Fasti
Also known as: Book of Days, On the Roman Calendar, Fasti — The Book of Days


Ovid’s elegiac calendar-poem surveys Roman months January through June, explaining festivals, rites, and celestial notes through dialogues with gods and antiquarian aetiologies. It preserves myths, cult origins, and civic memory while subtly engaging Augustan politics.
Description
Structured month-by-month, the poem blends astronomical notices with aetiologies for Roman festivals. Ovid often stages interviews with deities—Janus, Mars, Venus, Flora, Vesta—who supply multiple origins for rites and names. Antiquarian lore intertwines with mythic narratives (e.g., Ceres and Proserpina, Romulus’ apotheosis, Ino as Mater Matuta), and with Roman history (Lucretia, the Tarquins, Brutus). The tone shifts from playful etiological invention to pointed civic piety, with praise of imperial cult sites and dedications, yet the poem’s ironies and omissions mark a complex relation to Augustan ideology. Only the first six months survive; Ovid says he wrote twelve.
Historiography
Transmitted in medieval manuscripts, the poem survives only for January–June. Ovid elsewhere claims a full twelve-book work, but no ancient quotation corroborates lost books; a Renaissance claim of discovery proved baseless. The poem was dedicated to Germanicus and likely revised in exile. Modern scholarship reassesses it as a major engagement with Roman religion, calendar antiquarianism, and Augustan politics, with key editions and translations (e.g., Loeb) shaping reception.
Date Notes
Six books (January–June) extant; Ovid claimed twelve. Published in AD 8 and reworked during exile; dedicated to Germanicus.
Archetypes
Major Characters
- Ovid
- Janus
- Mars
- Venus
- Jupiter
- Juno
- Flora
Myths
- Janus and the Gates of the Year
- Romulus and the Parilia
- Anna Perenna’s Festival
- Flora and the Floralia
- The Rape of the Sabines Etiology
Facts
- Written in elegiac couplets and organized by the Roman calendar months January–June.
- Ovid frames aetiologies via direct dialogues with deities and antiquarian notices.
- Only six books survive; Ovid elsewhere claims twelve, but no ancient citations of the lost half exist.
- Dedicated to Germanicus; composition and revision continued during Ovid’s exile.

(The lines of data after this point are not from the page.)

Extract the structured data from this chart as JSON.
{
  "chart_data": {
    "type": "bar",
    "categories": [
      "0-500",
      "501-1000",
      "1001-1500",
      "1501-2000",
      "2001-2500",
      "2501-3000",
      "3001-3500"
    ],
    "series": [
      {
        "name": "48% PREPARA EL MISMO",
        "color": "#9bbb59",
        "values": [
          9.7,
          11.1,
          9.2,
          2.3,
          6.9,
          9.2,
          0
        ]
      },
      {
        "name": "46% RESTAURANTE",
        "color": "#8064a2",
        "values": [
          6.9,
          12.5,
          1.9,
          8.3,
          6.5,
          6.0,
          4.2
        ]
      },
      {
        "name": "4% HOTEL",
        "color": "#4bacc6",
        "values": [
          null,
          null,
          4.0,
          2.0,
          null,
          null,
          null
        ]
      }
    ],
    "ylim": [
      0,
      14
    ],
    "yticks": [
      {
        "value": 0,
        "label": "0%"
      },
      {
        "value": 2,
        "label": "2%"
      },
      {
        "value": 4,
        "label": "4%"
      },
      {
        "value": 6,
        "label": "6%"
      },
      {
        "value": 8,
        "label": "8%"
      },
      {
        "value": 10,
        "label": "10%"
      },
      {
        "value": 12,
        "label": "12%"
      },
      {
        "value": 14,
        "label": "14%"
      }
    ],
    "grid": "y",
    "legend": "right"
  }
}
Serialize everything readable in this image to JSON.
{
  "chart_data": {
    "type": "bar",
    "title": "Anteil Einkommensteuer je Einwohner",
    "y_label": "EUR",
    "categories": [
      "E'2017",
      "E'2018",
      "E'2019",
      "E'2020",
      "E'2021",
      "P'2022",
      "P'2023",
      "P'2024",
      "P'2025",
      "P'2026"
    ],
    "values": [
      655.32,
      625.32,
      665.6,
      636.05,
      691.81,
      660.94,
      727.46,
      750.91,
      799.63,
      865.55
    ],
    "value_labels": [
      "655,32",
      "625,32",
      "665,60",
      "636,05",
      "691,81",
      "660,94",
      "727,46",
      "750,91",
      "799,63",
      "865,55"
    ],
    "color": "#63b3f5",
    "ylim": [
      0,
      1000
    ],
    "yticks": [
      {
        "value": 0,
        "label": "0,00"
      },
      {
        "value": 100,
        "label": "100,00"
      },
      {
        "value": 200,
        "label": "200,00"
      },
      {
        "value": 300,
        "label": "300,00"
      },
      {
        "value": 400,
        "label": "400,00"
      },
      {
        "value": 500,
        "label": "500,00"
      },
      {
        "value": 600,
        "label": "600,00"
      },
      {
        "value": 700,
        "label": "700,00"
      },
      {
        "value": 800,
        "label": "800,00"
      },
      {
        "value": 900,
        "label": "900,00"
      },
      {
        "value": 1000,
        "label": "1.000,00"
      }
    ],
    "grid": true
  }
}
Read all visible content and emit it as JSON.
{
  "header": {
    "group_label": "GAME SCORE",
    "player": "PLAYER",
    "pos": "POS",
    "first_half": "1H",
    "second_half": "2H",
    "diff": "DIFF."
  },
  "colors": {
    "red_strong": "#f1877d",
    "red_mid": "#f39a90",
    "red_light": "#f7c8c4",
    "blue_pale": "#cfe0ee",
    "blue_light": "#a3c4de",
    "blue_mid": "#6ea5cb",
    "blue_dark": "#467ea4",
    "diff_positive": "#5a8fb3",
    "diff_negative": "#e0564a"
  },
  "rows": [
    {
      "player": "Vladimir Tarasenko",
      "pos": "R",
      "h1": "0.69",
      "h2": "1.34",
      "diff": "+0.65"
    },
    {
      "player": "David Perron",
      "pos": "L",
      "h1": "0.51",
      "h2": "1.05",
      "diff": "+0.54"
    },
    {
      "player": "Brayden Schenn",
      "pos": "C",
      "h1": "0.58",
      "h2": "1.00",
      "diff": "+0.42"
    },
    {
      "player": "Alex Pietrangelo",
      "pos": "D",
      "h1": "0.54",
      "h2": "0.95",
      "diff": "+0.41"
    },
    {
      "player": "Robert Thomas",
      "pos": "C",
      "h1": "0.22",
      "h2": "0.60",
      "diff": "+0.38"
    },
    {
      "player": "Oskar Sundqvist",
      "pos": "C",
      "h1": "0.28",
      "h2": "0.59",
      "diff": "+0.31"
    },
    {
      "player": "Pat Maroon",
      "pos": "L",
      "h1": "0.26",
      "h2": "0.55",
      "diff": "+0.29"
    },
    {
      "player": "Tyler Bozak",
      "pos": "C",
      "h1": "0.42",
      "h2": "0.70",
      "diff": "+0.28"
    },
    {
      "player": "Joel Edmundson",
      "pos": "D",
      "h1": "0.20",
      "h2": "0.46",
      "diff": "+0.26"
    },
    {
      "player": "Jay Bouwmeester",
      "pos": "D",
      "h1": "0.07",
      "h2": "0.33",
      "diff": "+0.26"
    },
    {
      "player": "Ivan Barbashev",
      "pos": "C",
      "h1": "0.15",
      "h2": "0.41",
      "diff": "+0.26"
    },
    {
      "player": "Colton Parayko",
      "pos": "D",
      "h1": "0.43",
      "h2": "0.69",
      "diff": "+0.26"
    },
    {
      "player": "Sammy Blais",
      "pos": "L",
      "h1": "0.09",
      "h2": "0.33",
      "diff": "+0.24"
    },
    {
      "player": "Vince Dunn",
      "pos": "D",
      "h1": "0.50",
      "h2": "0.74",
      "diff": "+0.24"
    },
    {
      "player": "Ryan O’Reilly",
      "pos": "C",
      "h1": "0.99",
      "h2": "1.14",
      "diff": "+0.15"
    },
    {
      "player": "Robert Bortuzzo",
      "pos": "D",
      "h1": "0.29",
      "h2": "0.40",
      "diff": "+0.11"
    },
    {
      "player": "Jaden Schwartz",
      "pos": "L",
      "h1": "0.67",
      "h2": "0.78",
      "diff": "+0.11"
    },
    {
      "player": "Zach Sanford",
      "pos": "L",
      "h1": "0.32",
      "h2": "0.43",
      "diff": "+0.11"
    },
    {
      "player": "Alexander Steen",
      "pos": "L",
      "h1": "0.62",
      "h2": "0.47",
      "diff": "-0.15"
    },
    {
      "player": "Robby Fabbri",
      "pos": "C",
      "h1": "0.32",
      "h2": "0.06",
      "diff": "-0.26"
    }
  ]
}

- Key episodes include Cerealia with Ceres–Proserpina and the Parilia linked to Rome’s founding.
- The poem preserves ritual lore for festivals such as Lupercalia, Floralia, Vestalia, and Lemuria.
- Historical exempla (Lucretia, the Tarquins, Brutus) intertwine with mythic narratives.
- Medieval transmission leaves an incomplete corpus; a Renaissance claim of Books 7–12 was rejected.
- Modern scholarship reads the poem as a politically engaged work under Augustus.
- A major English translation and commentary tradition includes the Loeb edition.